How large is the data and how fast are the links between the databases and each other (and you)? There are a number of ideas:
If the data is small enough that this is practical, run
SELECT * FROM <table> ORDER BY <pk> on each DB, save the results to a tab or comma delimited file (not space aligned as that blows up the resulting file size massively) and compare the resulting output with your preferred diff type utility such as winmerge. That way you are comparing absolutely all the data.
If the databases can see each other (most likely as they are able to operate as replication partners) and the link between them is high enough bandwidth and low enough latency, you could use the linked server functionality (see http://msdn.microsoft.com/en-us/library/ms190479.aspx and related documentation) to and compare compare the contents of the tables in a couple of SQL statements (listing the the rows in
<table> that do not have identical rows in
<linked_server>.<db>..<table> and vice versa) just as you would compare the contents of two local tables. This is a relatively slow option potentially, but could be quite a powerful check to automate.

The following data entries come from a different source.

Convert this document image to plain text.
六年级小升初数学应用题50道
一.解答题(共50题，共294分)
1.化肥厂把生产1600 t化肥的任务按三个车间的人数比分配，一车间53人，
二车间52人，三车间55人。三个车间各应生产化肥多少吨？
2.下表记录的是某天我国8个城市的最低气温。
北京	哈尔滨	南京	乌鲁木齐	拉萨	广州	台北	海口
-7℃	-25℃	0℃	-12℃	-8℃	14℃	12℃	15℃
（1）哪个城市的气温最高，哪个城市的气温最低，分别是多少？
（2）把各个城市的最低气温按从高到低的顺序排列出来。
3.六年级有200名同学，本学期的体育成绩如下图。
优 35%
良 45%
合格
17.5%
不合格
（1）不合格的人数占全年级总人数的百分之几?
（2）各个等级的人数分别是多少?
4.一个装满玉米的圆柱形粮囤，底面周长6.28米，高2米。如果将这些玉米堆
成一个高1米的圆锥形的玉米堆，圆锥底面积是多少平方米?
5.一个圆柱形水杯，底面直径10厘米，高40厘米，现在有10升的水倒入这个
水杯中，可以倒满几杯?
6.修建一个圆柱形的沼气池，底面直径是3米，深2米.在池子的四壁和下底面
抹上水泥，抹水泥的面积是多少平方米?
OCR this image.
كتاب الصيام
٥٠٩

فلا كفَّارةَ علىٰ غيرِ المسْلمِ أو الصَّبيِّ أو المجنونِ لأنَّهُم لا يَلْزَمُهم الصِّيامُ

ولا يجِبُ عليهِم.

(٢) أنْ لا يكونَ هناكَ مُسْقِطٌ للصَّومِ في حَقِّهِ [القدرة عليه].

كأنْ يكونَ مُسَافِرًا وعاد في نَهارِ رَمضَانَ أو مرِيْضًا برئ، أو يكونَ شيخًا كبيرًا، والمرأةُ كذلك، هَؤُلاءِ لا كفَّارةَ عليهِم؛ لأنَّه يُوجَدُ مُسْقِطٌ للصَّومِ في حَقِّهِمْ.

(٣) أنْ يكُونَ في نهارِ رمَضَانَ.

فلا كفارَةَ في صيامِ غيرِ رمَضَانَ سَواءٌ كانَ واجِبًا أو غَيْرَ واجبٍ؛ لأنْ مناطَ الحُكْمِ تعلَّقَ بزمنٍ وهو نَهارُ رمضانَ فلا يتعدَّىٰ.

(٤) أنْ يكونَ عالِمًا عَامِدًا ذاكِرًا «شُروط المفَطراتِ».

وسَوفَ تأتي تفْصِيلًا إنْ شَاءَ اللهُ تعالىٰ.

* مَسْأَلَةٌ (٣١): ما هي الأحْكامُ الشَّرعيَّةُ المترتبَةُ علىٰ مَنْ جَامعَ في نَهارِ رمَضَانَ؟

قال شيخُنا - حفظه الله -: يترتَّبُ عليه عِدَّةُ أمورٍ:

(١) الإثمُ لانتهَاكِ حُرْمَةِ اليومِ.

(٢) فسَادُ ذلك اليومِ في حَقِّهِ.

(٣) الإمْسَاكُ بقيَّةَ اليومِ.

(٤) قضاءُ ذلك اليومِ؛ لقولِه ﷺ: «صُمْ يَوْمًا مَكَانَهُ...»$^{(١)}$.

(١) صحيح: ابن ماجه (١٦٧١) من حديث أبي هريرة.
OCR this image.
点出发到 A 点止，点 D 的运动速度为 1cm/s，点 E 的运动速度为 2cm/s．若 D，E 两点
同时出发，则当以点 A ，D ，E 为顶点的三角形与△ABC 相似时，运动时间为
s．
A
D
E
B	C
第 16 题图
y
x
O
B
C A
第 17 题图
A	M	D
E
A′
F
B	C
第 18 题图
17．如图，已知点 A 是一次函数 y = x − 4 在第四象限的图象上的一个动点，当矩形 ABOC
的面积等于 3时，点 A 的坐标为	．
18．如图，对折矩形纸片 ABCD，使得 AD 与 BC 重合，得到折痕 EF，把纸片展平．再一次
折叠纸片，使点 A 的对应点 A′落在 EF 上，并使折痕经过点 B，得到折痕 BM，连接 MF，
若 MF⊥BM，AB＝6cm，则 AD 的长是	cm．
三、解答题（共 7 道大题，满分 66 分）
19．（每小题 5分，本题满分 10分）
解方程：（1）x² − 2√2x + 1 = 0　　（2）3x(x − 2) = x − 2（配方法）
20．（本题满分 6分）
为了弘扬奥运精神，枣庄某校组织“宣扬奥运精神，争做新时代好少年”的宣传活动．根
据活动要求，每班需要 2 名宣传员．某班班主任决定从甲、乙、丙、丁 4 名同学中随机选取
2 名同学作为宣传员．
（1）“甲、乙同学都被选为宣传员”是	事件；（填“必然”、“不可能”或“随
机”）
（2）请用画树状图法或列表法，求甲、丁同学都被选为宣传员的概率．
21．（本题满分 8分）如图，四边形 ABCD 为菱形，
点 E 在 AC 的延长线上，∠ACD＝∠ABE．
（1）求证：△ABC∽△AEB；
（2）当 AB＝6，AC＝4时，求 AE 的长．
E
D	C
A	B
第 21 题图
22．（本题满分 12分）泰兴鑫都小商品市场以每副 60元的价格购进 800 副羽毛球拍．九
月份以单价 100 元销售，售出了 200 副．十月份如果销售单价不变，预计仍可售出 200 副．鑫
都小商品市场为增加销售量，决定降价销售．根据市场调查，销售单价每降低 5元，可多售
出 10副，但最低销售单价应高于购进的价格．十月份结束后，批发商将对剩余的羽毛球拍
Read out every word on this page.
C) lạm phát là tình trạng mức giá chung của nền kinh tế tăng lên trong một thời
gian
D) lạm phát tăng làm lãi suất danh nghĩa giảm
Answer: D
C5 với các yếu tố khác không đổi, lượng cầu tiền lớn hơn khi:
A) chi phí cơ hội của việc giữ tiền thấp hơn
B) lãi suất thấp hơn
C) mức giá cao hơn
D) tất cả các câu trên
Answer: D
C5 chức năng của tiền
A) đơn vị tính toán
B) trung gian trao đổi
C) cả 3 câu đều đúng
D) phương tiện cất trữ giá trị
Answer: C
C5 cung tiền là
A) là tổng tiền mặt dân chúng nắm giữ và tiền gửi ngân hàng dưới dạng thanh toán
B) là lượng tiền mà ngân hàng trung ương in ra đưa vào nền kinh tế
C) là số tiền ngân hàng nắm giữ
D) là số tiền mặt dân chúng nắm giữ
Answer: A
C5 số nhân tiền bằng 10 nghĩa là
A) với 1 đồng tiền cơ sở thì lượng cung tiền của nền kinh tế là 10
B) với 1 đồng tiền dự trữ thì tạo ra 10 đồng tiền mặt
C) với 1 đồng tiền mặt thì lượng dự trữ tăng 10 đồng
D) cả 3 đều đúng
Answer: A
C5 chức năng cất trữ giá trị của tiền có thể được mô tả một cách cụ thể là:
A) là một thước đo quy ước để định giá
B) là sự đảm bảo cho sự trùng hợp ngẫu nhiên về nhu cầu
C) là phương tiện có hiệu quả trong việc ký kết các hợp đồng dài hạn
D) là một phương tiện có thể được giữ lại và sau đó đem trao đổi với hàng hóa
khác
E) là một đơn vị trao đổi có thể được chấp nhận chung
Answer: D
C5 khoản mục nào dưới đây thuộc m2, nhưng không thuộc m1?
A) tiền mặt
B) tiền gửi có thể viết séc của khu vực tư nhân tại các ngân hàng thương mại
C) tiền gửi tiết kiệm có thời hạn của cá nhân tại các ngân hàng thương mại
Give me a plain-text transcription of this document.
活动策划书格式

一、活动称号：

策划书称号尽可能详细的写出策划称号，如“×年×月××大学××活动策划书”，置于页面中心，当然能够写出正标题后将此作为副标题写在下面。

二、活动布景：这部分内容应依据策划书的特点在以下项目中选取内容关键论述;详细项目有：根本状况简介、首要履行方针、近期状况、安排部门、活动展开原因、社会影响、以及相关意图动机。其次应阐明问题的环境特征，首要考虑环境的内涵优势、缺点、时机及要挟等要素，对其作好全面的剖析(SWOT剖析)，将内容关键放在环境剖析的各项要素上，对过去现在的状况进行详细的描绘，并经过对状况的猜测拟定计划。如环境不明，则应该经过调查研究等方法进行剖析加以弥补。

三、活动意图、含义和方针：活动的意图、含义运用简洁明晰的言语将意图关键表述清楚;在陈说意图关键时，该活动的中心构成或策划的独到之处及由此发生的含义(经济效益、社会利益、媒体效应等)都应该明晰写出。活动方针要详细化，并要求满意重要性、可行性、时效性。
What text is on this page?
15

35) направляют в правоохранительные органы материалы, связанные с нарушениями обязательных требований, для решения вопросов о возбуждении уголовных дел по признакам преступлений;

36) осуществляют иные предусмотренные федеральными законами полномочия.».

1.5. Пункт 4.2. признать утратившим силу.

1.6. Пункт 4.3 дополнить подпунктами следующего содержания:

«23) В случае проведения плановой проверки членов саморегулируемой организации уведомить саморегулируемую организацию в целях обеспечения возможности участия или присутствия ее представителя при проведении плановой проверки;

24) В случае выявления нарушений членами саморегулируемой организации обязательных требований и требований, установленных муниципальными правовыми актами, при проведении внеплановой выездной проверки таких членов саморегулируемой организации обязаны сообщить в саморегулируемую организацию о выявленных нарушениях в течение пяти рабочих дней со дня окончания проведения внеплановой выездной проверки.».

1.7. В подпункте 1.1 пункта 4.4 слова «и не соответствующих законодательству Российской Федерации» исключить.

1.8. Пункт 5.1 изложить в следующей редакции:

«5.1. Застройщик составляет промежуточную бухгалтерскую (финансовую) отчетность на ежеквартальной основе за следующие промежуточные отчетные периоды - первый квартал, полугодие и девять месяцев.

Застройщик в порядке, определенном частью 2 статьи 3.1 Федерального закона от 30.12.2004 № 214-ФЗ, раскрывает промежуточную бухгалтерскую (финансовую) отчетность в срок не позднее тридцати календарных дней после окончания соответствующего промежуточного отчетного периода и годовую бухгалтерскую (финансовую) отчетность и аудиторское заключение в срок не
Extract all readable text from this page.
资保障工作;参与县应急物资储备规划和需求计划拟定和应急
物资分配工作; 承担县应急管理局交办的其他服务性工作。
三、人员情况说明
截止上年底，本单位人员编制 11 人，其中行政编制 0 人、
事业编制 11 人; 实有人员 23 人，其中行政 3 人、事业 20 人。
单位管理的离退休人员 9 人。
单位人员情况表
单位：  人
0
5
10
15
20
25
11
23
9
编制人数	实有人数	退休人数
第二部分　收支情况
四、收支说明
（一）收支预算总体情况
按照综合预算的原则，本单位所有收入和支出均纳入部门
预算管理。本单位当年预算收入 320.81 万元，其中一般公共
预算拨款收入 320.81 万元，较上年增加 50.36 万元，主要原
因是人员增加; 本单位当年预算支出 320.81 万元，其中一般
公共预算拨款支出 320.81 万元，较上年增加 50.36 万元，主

If you are needing to use checksums because you want to greatly reduce the amount of data needing to be transferred, use
HASHBYTES rather than the
CHECKSUM family of functions as you can use better quality hashes so you are more assured by them coming out equal. This is more CPU intensive, but for large amounts of data you will be I/O bound not CPU bound anyway so will have many cycles going spare (and for small amounts is simply won't matter).
As a middle-ground between comparing all the data character-for-character and comparing a single checksum covering all of the data, you could export
SELECT <pk>, HASHBYTES('SHA1', <all-other-fields-concatenated>) ORDER BY <pk> from each database and compare those results to see if they are identical (or
SELECT HASHBYTES('SHA1', <all-other-fields-concatenated>) ORDER BY <pk> to reduce the amount of data flowing, but having the PK in the output will mean you can identify the rows that differ, if any do, with less further queries). Of course this last option is pointless if the data in the average row is smaller than the resulting hash, in which case the "compare everything" option will be more efficient.